Dans son livre intitulé Les Jeux de l’esprit (1971), Boulle imagine ce que Saint-Simon avait proposé un siècle auparavant dans ses Lettres d’un citoyen de Genève (1802) : un monde gouverné par un groupe de savants, le “conseil de Newton”, et une humanité vouée à la production et à la science. Chez Boulle, le conseil de Newton a seulement été renommé le Gouvernement scientifique mondial (GSM).

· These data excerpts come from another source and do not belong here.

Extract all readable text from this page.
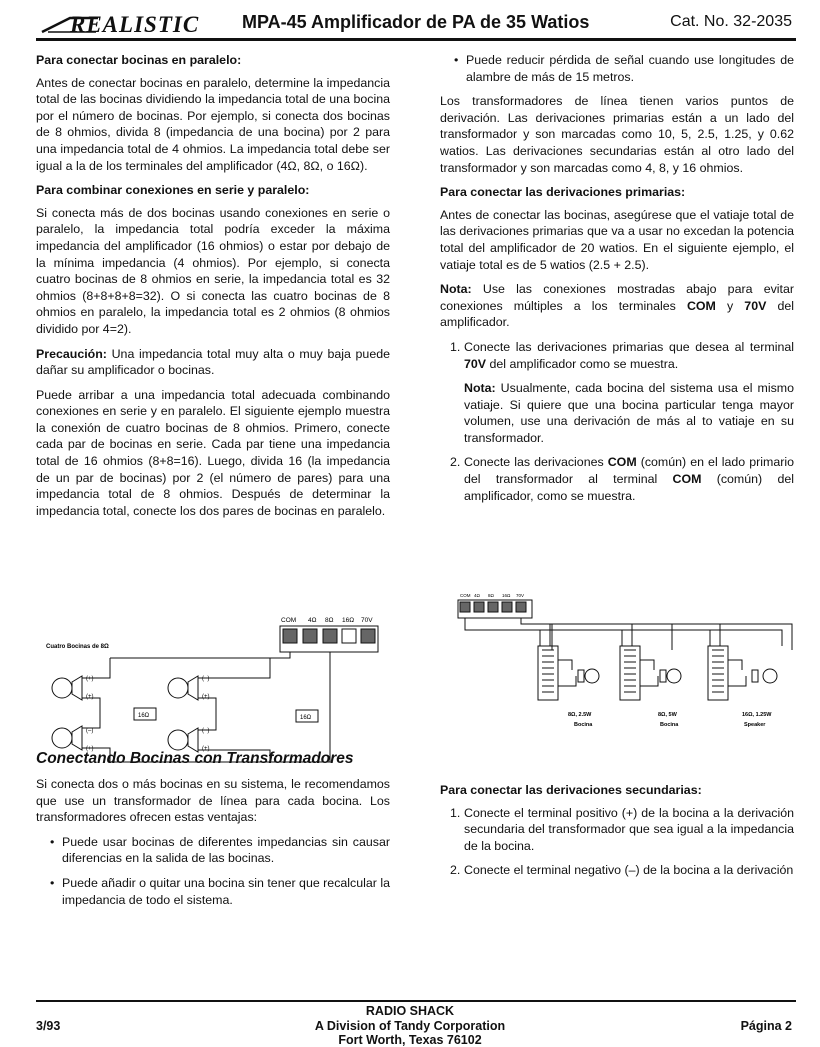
REALISTIC MPA-45 Amplificador de PA de 35 Watios	Cat. No. 32-2035
Para conectar bocinas en paralelo:

Antes de conectar bocinas en paralelo, determine la impedancia total de las bocinas dividiendo la impedancia total de una bocina por el número de bocinas. Por ejemplo, si conecta dos bocinas de 8 ohmios, divida 8 (impedancia de una bocina) por 2 para una impedancia total de 4 ohmios. La impedancia total debe ser igual a la de los terminales del amplificador (4Ω, 8Ω, o 16Ω).

Para combinar conexiones en serie y paralelo:

Si conecta más de dos bocinas usando conexiones en serie o paralelo, la impedancia total podría exceder la máxima impedancia del amplificador (16 ohmios) o estar por debajo de la mínima impedancia (4 ohmios). Por ejemplo, si conecta cuatro bocinas de 8 ohmios en serie, la impedancia total es 32 ohmios (8+8+8+8=32). O si conecta las cuatro bocinas de 8 ohmios en paralelo, la impedancia total es 2 ohmios (8 ohmios dividido por 4=2).

Precaución: Una impedancia total muy alta o muy baja puede dañar su amplificador o bocinas.

Puede arribar a una impedancia total adecuada combinando conexiones en serie y en paralelo. El siguiente ejemplo muestra la conexión de cuatro bocinas de 8 ohmios. Primero, conecte cada par de bocinas en serie. Cada par tiene una impedancia total de 16 ohmios (8+8=16). Luego, divida 16 (la impedancia de un par de bocinas) por 2 (el número de pares) para una impedancia total de 8 ohmios. Después de determinar la impedancia total, conecte los dos pares de bocinas en paralelo.

Conectando Bocinas con Transformadores

Si conecta dos o más bocinas en su sistema, le recomendamos que use un transformador de línea para cada bocina. Los transformadores ofrecen estas ventajas:

• Puede usar bocinas de diferentes impedancias sin causar diferencias en la salida de las bocinas.
• Puede añadir o quitar una bocina sin tener que recalcular la impedancia de todo el sistema.
COM 4Ω 8Ω 16Ω 70V
Cuatro Bocinas de 8Ω
(+)
(+)
(–)
(+)
(–)
(+)
(–)
(+)
16Ω	16Ω
• Puede reducir pérdida de señal cuando use longitudes de alambre de más de 15 metros.

Los transformadores de línea tienen varios puntos de derivación. Las derivaciones primarias están a un lado del transformador y son marcadas como 10, 5, 2.5, 1.25, y 0.62 watios. Las derivaciones secundarias están al otro lado del transformador y son marcadas como 4, 8, y 16 ohmios.

Para conectar las derivaciones primarias:

Antes de conectar las bocinas, asegúrese que el vatiaje total de las derivaciones primarias que va a usar no excedan la potencia total del amplificador de 20 watios. En el siguiente ejemplo, el vatiaje total es de 5 watios (2.5 + 2.5).

Nota: Use las conexiones mostradas abajo para evitar conexiones múltiples a los terminales COM y 70V del amplificador.

1. Conecte las derivaciones primarias que desea al terminal 70V del amplificador como se muestra.

Nota: Usualmente, cada bocina del sistema usa el mismo vatiaje. Si quiere que una bocina particular tenga mayor volumen, use una derivación de más al to vatiaje en su transformador.

2. Conecte las derivaciones COM (común) en el lado primario del transformador al terminal COM (común) del amplificador, como se muestra.
COM 4Ω 8Ω 16Ω 70V
8Ω, 2.5W
Bocina
8Ω, 5W
Bocina
16Ω, 1.25W
Speaker
Para conectar las derivaciones secundarias:
1. Conecte el terminal positivo (+) de la bocina a la derivación secundaria del transformador que sea igual a la impedancia de la bocina.
2. Conecte el terminal negativo (–) de la bocina a la derivación
3/93
RADIO SHACK
A Division of Tandy Corporation
Fort Worth, Texas 76102
Página 2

Oh que cela plairait à tous les scientistes d’aujourd’hui ! En effet, écrit Pierre Boulle,

les savants étaient arrivés à considérer qu’ils formaient de par le monde la véritable internationale, la seule valable, celle de la connaissance et de l’intelligence. La science était pour eux à la fois l’âme du monde et la seule puissance en mesure de réaliser les grands destins de celui-ci, après l’avoir arraché aux préoccupations triviales et infantiles de politiciens ignares et bavards. Alors, au cours de nombreux entretiens amicaux, presque fraternels, était peu à peu apparue la vision d’un avenir triomphant, d’une planète unie, enfin gouvernée par le savoir et la sagesse.

Car une seule chose animait la communauté des savants :

l’idéal connaissance était le pôle commun à tous les esprits scientifiques de cette époque. Pour les physiciens, il s’agissait d’une véritable religion ; pour les biologistes, d’une sorte d’éthique, un acte gratuit dont il sentaient confusément la nécessité impérieuse pour échapper au désespoir du néant. Les uns et les autres estimaient que cette connaissance totale ne serait atteinte que par les efforts conjugués de l’humanité toute entière.

Or les savants sont partageurs. Comment pourraient-ils garder pour eux un tel idéal de connaissance et de sagesse ? Les voici donc lancés dans un programme de prise de conscience scientifique du monde. Car ils ne veulent plus refaire les mêmes erreurs et tiennent à éviter l’écueil dangereux, autrefois sarcastiquement signalé par les romanciers d’anticipation : le partage de l’humanité en deux classes, les savants et les autres, ceux-ci condamnés aux travaux grossiers et utilitaires, ceux-là enfermés dans une tour d’ivoire, bien trop exiguë pour permettre l’épanouissement total de l’esprit.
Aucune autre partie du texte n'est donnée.